Lors d'un de nos entretiens, surpris par ma recherche (compulsive) sur la radio il a très vite évoqué de très grands sujets d'histoire (Chute du mur de Berlin, Ceaucescu, la Pologne,…) pour lesquels la chaîne était allée sur place. Il me rappela aussi que le "Pays d'ici" pouvait à de nombreuses occasions, toute l'année, être sur les lieux de grands ou plus petits événements culturels et/ou sociaux.
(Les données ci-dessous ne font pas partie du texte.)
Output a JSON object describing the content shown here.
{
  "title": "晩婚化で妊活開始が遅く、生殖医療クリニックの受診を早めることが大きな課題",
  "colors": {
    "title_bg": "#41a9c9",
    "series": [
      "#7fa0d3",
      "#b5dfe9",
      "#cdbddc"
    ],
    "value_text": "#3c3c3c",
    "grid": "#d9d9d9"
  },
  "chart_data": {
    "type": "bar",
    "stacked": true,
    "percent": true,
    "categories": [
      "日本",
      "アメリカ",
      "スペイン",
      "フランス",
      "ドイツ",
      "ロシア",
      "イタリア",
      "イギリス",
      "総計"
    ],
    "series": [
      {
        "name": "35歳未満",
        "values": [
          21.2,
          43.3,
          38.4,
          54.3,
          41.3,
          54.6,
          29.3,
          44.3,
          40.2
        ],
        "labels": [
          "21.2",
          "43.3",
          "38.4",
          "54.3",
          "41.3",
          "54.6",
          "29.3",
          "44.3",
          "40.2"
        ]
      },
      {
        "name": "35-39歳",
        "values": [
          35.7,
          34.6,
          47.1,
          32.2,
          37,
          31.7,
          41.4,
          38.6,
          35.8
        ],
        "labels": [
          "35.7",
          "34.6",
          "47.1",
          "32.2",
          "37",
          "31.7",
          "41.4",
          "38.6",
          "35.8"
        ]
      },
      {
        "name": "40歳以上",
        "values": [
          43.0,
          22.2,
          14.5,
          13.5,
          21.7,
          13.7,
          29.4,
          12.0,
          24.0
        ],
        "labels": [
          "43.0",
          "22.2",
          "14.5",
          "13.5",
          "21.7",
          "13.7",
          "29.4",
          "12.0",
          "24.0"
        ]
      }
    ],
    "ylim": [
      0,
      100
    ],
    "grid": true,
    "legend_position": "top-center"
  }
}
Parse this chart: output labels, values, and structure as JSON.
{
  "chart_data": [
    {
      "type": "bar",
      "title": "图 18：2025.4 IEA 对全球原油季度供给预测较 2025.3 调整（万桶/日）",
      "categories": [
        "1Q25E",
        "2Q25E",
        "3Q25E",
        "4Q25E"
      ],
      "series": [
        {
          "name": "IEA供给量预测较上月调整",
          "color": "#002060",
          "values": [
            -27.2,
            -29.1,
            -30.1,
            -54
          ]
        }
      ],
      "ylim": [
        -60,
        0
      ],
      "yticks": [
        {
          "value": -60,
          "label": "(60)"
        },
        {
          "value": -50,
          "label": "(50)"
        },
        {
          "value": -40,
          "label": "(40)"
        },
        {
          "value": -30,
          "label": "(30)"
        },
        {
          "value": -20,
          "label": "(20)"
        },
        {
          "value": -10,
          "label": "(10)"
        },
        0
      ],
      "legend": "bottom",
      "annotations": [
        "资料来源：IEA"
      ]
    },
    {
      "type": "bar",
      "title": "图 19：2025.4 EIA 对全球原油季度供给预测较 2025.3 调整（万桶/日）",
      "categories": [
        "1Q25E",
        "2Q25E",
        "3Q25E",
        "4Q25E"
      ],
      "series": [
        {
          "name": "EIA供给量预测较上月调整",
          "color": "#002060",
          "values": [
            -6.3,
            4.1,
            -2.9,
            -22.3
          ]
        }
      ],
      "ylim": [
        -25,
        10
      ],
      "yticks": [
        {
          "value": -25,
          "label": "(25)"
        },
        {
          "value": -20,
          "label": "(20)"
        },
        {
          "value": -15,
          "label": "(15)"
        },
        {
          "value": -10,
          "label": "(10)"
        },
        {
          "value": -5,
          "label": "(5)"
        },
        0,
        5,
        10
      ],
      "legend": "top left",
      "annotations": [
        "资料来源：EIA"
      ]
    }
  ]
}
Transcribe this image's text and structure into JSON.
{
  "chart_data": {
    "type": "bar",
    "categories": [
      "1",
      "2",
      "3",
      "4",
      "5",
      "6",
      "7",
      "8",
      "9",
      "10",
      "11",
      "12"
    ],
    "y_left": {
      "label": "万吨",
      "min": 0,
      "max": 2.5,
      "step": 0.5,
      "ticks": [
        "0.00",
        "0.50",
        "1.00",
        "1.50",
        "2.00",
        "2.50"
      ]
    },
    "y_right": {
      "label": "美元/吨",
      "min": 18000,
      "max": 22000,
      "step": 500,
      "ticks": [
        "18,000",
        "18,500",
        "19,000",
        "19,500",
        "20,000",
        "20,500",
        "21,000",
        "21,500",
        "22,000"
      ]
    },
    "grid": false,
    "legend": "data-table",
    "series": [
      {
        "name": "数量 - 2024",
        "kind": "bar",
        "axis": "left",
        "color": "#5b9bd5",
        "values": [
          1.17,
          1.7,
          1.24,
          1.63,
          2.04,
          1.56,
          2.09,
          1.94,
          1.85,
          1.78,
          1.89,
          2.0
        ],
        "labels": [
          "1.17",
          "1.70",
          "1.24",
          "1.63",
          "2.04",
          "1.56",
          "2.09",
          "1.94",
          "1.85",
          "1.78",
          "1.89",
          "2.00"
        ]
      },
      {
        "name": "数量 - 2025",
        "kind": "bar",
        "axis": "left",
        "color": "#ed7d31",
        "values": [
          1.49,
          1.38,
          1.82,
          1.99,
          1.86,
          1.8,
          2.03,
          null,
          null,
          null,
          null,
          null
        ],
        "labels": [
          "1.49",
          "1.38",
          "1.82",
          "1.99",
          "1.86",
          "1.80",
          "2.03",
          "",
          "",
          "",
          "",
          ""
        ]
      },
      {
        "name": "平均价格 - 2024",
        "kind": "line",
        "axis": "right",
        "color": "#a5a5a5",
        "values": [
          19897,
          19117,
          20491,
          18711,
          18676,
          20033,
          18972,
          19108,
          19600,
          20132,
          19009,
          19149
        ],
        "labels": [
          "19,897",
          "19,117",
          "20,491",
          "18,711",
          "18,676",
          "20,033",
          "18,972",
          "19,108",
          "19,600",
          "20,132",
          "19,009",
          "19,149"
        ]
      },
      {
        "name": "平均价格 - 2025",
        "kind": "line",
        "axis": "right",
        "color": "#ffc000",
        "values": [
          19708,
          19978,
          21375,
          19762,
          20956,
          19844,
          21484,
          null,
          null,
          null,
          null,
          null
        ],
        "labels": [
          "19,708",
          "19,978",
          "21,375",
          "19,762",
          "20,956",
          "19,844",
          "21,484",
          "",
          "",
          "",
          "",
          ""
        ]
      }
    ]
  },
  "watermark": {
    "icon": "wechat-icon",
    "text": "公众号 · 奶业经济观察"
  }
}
Mais, et c'est ce qui fera le sel de cet échange, Jean-Marie Borzeix, me fit remarquer que la chaîne pouvait aussi se rendre dans des lieux où il ne se passait "rien". Et de me citer deux producteurs, Jean Couturier et Irène Omélianenko, qui dans une roulotte recueillaient "la parole qui passe".(5) Et ce moment savoureux sur France Inter quand Philippe Caloni interviewe Jean-Marie Borzeix le 15 octobre 1984.
Souhaitant que France Culture soit digne de cet héritage et consacre à Jean-Marie Borzeix l'hommage qu'il mérite.